F. Alizadeh, R. Karp, D. Wisser, and J. Zweig. Physical mapping of chromosomes using unique probes. SODA 5 (1994) 489-500.


John Kececioglu (Ph.D. University of Arizona) is an Assistant Professor of Computer Science at the University of Georgia. His research interests are in the design and analysis of algorithms, computational biology, and applied algorithms and optimization. His current research is in DNA sequence assembly, genome rearrangements, and multiple sequence alignment.

Heikki Mannila (University of Helsinki):
Foundations of data mining


Data mining, or knowledge discovery in databases, aims at formation of interesting knowledge from large masses of data. Data mining combines methods from machine learning, statistics, and databases. Data mining has recently attracted a lot of attention from the research community and from the industrial sector.

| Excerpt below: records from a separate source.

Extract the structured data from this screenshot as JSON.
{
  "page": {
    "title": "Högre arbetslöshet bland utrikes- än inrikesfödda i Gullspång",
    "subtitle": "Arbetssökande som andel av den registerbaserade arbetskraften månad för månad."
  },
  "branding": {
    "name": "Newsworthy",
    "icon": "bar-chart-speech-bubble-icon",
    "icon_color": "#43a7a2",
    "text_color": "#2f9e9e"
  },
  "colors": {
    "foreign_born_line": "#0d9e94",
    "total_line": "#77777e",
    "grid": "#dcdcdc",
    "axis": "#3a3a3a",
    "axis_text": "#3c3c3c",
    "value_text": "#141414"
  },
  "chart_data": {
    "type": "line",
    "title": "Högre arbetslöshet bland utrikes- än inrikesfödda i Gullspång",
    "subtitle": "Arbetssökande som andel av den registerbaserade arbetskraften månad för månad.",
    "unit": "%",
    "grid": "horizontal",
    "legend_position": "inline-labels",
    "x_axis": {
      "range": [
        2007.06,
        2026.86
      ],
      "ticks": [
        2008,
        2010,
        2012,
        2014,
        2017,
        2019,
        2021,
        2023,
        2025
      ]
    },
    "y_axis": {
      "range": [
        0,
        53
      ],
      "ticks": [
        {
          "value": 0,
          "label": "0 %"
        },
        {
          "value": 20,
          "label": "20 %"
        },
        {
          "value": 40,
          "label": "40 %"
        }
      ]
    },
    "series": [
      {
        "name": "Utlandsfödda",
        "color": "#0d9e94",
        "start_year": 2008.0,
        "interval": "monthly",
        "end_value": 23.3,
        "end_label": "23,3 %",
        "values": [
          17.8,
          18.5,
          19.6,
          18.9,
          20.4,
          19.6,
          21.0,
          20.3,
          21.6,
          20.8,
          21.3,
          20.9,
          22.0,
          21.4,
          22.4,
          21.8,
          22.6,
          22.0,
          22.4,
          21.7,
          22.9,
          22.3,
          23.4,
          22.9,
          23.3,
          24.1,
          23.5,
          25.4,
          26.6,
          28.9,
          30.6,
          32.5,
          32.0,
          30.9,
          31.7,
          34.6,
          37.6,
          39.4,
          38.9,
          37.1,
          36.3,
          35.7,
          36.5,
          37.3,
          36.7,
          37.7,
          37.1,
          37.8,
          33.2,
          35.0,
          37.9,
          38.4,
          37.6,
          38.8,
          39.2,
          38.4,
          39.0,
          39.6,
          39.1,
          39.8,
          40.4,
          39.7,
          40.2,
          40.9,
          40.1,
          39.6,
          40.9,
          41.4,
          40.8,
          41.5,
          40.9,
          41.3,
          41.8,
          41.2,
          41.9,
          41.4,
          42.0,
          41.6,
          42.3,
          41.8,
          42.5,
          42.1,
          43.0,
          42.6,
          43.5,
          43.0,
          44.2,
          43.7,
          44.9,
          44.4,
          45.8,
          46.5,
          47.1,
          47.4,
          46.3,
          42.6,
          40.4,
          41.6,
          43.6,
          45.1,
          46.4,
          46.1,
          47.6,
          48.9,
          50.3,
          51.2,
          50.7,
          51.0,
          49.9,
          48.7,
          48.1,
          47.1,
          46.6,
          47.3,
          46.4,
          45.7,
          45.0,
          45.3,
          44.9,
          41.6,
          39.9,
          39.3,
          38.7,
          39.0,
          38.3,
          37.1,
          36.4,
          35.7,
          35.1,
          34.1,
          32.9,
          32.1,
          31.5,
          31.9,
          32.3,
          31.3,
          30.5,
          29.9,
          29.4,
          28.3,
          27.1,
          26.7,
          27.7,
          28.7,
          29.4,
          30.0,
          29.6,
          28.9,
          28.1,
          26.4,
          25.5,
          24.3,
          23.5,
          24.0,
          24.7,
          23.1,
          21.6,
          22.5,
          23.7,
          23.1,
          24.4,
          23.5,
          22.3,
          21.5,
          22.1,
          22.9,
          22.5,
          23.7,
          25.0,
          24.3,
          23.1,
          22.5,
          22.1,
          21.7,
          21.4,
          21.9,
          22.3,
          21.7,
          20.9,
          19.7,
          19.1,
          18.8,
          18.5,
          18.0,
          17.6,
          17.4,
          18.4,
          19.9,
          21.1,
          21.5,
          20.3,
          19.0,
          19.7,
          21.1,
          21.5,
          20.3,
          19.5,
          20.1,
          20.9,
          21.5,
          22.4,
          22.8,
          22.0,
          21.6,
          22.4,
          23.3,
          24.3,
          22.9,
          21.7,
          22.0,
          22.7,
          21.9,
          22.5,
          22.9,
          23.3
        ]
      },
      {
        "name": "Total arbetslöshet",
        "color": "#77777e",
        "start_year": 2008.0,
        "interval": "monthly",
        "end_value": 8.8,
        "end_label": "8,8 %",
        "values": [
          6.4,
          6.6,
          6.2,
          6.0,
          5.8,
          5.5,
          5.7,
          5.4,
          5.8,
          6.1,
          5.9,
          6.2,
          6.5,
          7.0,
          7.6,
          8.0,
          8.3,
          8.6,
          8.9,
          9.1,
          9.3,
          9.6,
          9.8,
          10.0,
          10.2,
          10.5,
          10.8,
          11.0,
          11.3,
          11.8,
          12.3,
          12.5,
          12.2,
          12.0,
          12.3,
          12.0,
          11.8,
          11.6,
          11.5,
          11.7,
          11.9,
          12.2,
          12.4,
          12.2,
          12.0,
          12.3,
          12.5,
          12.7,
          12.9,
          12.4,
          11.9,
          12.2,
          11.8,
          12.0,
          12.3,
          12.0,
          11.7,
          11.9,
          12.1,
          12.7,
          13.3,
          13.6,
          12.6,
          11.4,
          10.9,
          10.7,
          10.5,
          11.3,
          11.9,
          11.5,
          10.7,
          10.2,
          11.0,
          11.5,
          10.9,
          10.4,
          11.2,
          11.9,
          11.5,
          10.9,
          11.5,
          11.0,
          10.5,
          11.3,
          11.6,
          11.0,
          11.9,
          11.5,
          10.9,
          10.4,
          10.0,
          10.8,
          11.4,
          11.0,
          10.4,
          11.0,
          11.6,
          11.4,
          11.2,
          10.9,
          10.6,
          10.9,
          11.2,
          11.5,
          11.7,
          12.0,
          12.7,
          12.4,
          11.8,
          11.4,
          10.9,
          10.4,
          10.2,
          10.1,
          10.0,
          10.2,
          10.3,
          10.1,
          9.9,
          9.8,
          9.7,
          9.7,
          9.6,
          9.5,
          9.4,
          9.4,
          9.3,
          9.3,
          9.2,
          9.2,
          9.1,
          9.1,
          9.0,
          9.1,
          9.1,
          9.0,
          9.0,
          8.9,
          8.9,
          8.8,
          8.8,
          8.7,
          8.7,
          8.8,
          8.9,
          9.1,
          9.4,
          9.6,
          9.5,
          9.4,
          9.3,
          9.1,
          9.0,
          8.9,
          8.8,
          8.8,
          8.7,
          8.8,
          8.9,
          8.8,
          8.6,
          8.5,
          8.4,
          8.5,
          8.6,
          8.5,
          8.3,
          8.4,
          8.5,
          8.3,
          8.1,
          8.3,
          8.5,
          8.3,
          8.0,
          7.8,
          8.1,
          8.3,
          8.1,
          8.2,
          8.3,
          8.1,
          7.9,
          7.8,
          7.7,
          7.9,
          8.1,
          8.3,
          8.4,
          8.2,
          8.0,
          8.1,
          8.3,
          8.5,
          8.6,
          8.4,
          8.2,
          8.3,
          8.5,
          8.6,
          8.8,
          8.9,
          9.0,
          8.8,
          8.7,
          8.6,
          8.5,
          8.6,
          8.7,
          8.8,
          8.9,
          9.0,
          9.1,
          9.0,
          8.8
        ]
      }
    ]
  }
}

In these lectures we discuss briefly the motivation and the application areas of the research in data mining. We concentrate on the basic algorithmic problems of data mining and study how the problems and methods of data mining differ from those used in machine learning and in statistics.


Heikki Mannila is a professor of computer science at the University of Helsinki, Finland. He obtained his Ph.D. in 1985 from the University of Helsinki. He has since then worked at the University of Tampere, at the National Public Health Institute of Finland, at the Technical University of Vienna, and at the University of Helsinki, as well as a consultant in industry. His research interests include data mining, machine learning, algorithms, and databases.

Martin Vingron (GMD, Bonn):
Reconstructing evolutionary trees from molecular sequences


DNA and protein sequences have become a major source of information for the reconstruction of the course of evolution. This tutorial will survey methods to derive phylogenetic trees from molecular sequences. Over time many fields have contributed to this problem. Therefore some of the methods are mainly algorithmic while others are statistical or mathematical. However, no special background will be required for the lectures.



David L. Swofford and Gary J. Olsen: Phylogeny Reconstruction. In: Molecular Systematics, eds. David M. Hillis and Craig Moritz, Sinauer Associates, 1990.


Martin Vingron earned a PhD in Mathematics from Heidelberg University doing his graduate work at the European Molecular Biology Laboratory in Heidelberg. There and during his time as a postdoc at the University of Southern California he worked mainly on algorithmic and statistical question in the comparison of molecular sequences. He is currently at the German National Research Center for Information Technology (GMD) and his research interest has focussed on the study of molecular evolution.